Pengaruh Pemberian Ekstrak Daun Mahkota Dewa pada Gambaran Histopatologi Paru Tikus Putih yang Dipapar Asap Rokok

NGURAH BAGUS RADITYA SRI DAMAR, JANTO POERNOMO HADI, EDIJONO EDIJONO, TROEF SOEMARNO

Abstract


Background: Smoking is a bad habit for health. There are many dangerous components inside a cigarette. The smoke that comes out from the cigarette contains many harmful components. Smoking and getting exposed to cigarette smoke in a long period of time can cause inflammatory response on respiratory tract. Mahkota dewa leaf contains beneficial biological component, such as flavonoidalkaloid, andsaponin that have anti-inflammatory, anti-cancer, and many others.

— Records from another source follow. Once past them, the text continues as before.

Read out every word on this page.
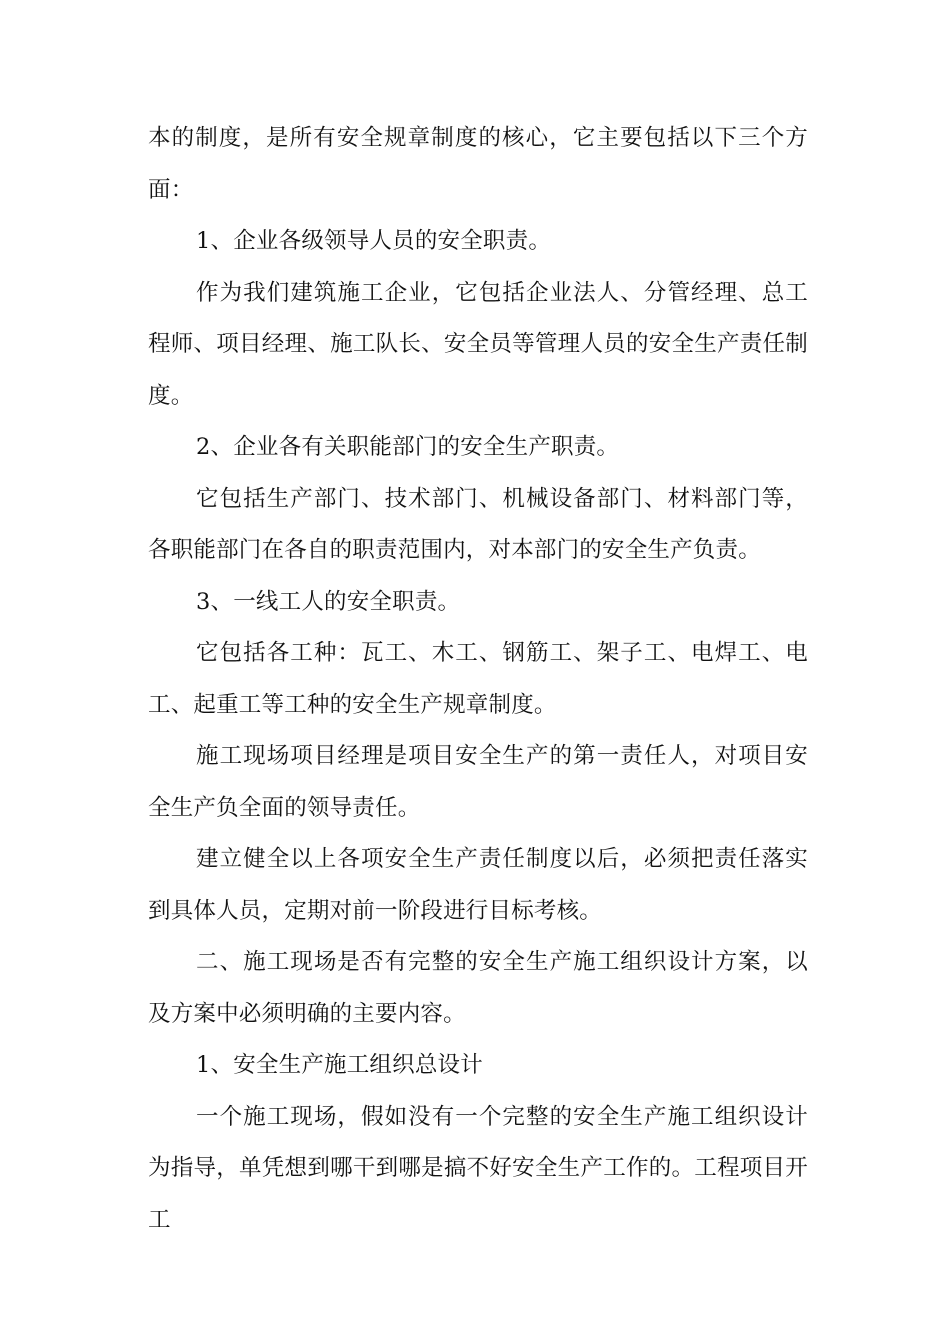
本的制度，是所有安全规章制度的核心，它主要包括以下三个方面：

1、企业各级领导人员的安全职责。

作为我们建筑施工企业，它包括企业法人、分管经理、总工程师、项目经理、施工队长、安全员等管理人员的安全生产责任制度。

2、企业各有关职能部门的安全生产职责。

它包括生产部门、技术部门、机械设备部门、材料部门等，各职能部门在各自的职责范围内，对本部门的安全生产负责。

3、一线工人的安全职责。

它包括各工种：瓦工、木工、钢筋工、架子工、电焊工、电工、起重工等工种的安全生产规章制度。

施工现场项目经理是项目安全生产的第一责任人，对项目安全生产负全面的领导责任。

建立健全以上各项安全生产责任制度以后，必须把责任落实到具体人员，定期对前一阶段进行目标考核。

二、施工现场是否有完整的安全生产施工组织设计方案，以及方案中必须明确的主要内容。

1、安全生产施工组织总设计

一个施工现场，假如没有一个完整的安全生产施工组织设计为指导，单凭想到哪干到哪是搞不好安全生产工作的。工程项目开工
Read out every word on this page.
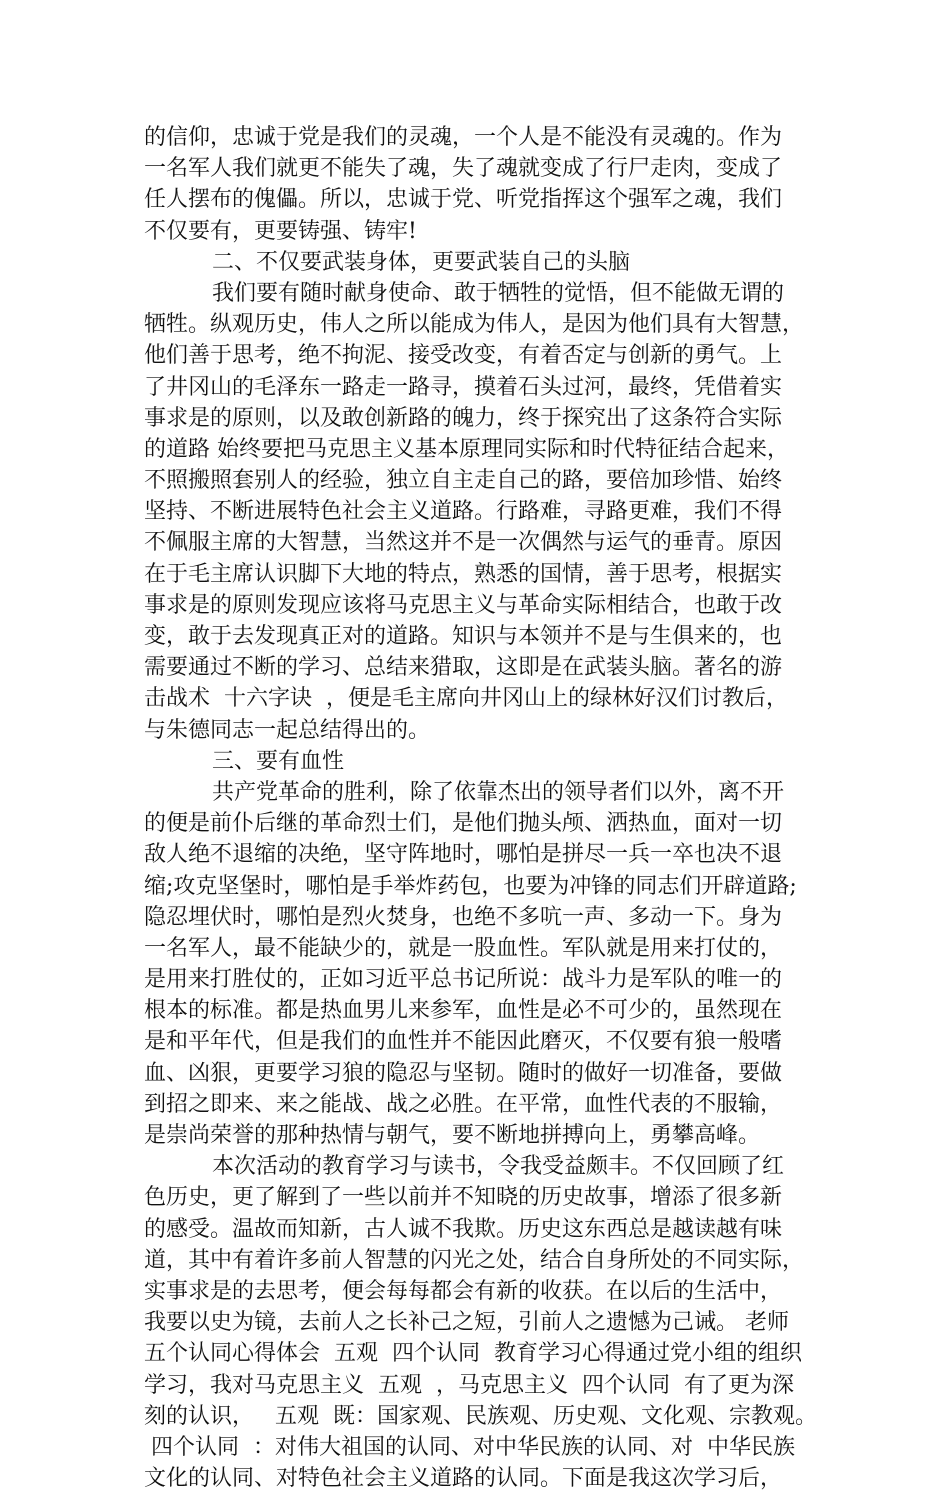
的信仰，忠诚于党是我们的灵魂，一个人是不能没有灵魂的。作为
一名军人我们就更不能失了魂，失了魂就变成了行尸走肉，变成了
任人摆布的傀儡。所以，忠诚于党、听党指挥这个强军之魂，我们
不仅要有，更要铸强、铸牢!
二、不仅要武装身体，更要武装自己的头脑
我们要有随时献身使命、敢于牺牲的觉悟，但不能做无谓的
牺牲。纵观历史，伟人之所以能成为伟人，是因为他们具有大智慧，
他们善于思考，绝不拘泥、接受改变，有着否定与创新的勇气。上
了井冈山的毛泽东一路走一路寻，摸着石头过河，最终，凭借着实
事求是的原则，以及敢创新路的魄力，终于探究出了这条符合实际
的道路 始终要把马克思主义基本原理同实际和时代特征结合起来，
不照搬照套别人的经验，独立自主走自己的路，要倍加珍惜、始终
坚持、不断进展特色社会主义道路。行路难，寻路更难，我们不得
不佩服主席的大智慧，当然这并不是一次偶然与运气的垂青。原因
在于毛主席认识脚下大地的特点，熟悉的国情，善于思考，根据实
事求是的原则发现应该将马克思主义与革命实际相结合，也敢于改
变，敢于去发现真正对的道路。知识与本领并不是与生俱来的，也
需要通过不断的学习、总结来猎取，这即是在武装头脑。著名的游
击战术  十六字诀  ，便是毛主席向井冈山上的绿林好汉们讨教后，
与朱德同志一起总结得出的。
三、要有血性
共产党革命的胜利，除了依靠杰出的领导者们以外，离不开
的便是前仆后继的革命烈士们，是他们抛头颅、洒热血，面对一切
敌人绝不退缩的决绝，坚守阵地时，哪怕是拼尽一兵一卒也决不退
缩;攻克坚堡时，哪怕是手举炸药包，也要为冲锋的同志们开辟道路;
隐忍埋伏时，哪怕是烈火焚身，也绝不多吭一声、多动一下。身为
一名军人，最不能缺少的，就是一股血性。军队就是用来打仗的，
是用来打胜仗的，正如习近平总书记所说：战斗力是军队的唯一的
根本的标准。都是热血男儿来参军，血性是必不可少的，虽然现在
是和平年代，但是我们的血性并不能因此磨灭，不仅要有狼一般嗜
血、凶狠，更要学习狼的隐忍与坚韧。随时的做好一切准备，要做
到招之即来、来之能战、战之必胜。在平常，血性代表的不服输，
是崇尚荣誉的那种热情与朝气，要不断地拼搏向上，勇攀高峰。
本次活动的教育学习与读书，令我受益颇丰。不仅回顾了红
色历史，更了解到了一些以前并不知晓的历史故事，增添了很多新
的感受。温故而知新，古人诚不我欺。历史这东西总是越读越有味
道，其中有着许多前人智慧的闪光之处，结合自身所处的不同实际，
实事求是的去思考，便会每每都会有新的收获。在以后的生活中，
我要以史为镜，去前人之长补己之短，引前人之遗憾为己诫。 老师
五个认同心得体会  五观  四个认同  教育学习心得通过党小组的组织
学习，我对马克思主义  五观  ，马克思主义  四个认同  有了更为深
刻的认识，   五观  既：国家观、民族观、历史观、文化观、宗教观。
四个认同  ：对伟大祖国的认同、对中华民族的认同、对  中华民族
文化的认同、对特色社会主义道路的认同。下面是我这次学习后，
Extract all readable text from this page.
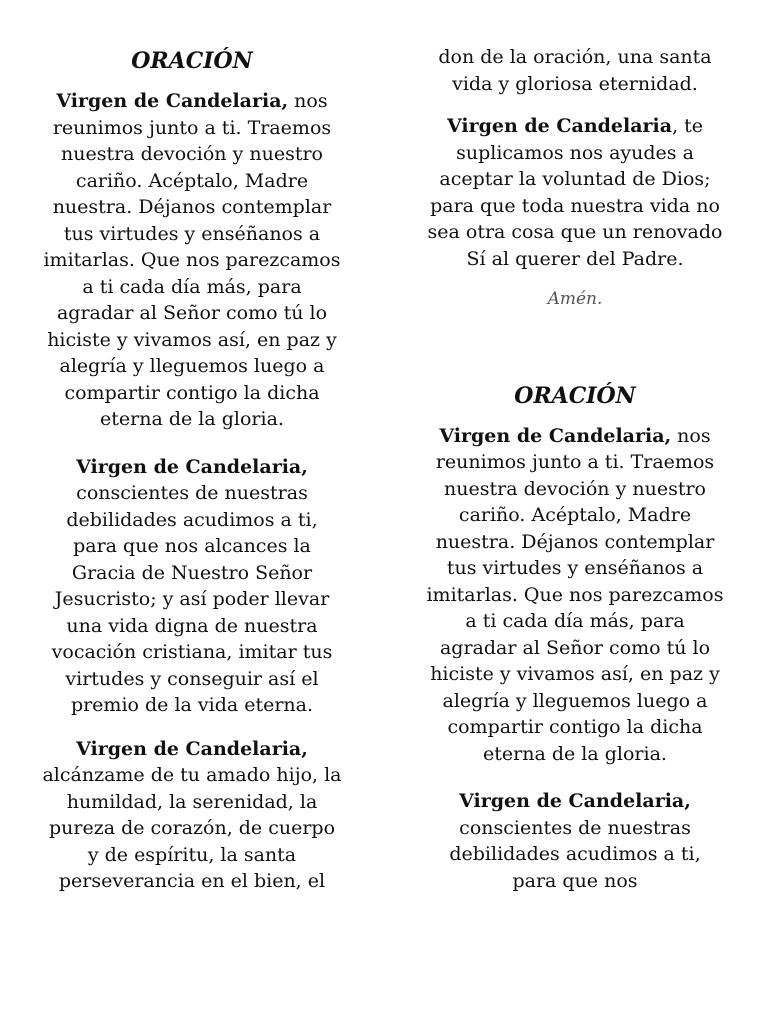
ORACIÓN

Virgen de Candelaria, nos reunimos junto a ti. Traemos nuestra devoción y nuestro cariño. Acéptalo, Madre nuestra. Déjanos contemplar tus virtudes y enséñanos a imitarlas. Que nos parezcamos a ti cada día más, para agradar al Señor como tú lo hiciste y vivamos así, en paz y alegría y lleguemos luego a compartir contigo la dicha eterna de la gloria.

Virgen de Candelaria, conscientes de nuestras debilidades acudimos a ti, para que nos alcances la Gracia de Nuestro Señor Jesucristo; y así poder llevar una vida digna de nuestra vocación cristiana, imitar tus virtudes y conseguir así el premio de la vida eterna.

Virgen de Candelaria, alcánzame de tu amado hijo, la humildad, la serenidad, la pureza de corazón, de cuerpo y de espíritu, la santa perseverancia en el bien, el

don de la oración, una santa vida y gloriosa eternidad.

Virgen de Candelaria, te suplicamos nos ayudes a aceptar la voluntad de Dios; para que toda nuestra vida no sea otra cosa que un renovado Sí al querer del Padre.

Amén.

ORACIÓN

Virgen de Candelaria, nos reunimos junto a ti. Traemos nuestra devoción y nuestro cariño. Acéptalo, Madre nuestra. Déjanos contemplar tus virtudes y enséñanos a imitarlas. Que nos parezcamos a ti cada día más, para agradar al Señor como tú lo hiciste y vivamos así, en paz y alegría y lleguemos luego a compartir contigo la dicha eterna de la gloria.

Virgen de Candelaria, conscientes de nuestras debilidades acudimos a ti, para que nos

Aim :The purpose of this research was to determine the effect of administration of mahkota dewa leaf (Phaleria macrocarpa) extract onlung histopathology in white male Wistar rats (Rattus norvegicus) exposed to cigarette smoke.

Methods : This research is a true laboratory experimental research using Post-Test Only Control Group Design. The subject in this research were 30 male Wistar Rats (Rattus norvegicus) which were divided into 4 groups, a group without given any treatment (K-), a group where they only getting exposed to cigarette smoke (K+), a group where they exposed to cigarette smoke and given mahkota dewa leaf extract at 1500 mg/kgBW/day dose (Eg1), and the group exposed to cigarette smoke and a mahkota dewa leaf extract at a 2500 mg/kgBW/day dose (Eg2).

Result            : 1.) There was a significant difference on lung histopathology between K- and K+, Eg1, and Eg2. 2.) There was no significant difference on lung histopathology between K+, Eg1 and Eg2.

Conclusion : Exposure to 5 cigarette smoke in 21 days caused lung histopathology changes. However, there was no effect of the administration of mahkota dewa leaves extract at 1500 mg/kgBW/day and 2500 mg/kgBW/day on lung histopathology of white male Wistar rats exposed to 5 cigarette smoke in 21 days.

Keyword : Phaleria macrocarpa leaf, Flavonoid, Alkaloid, cigarette smoke, inflammatory response, Infiltration of Inflammatory cells.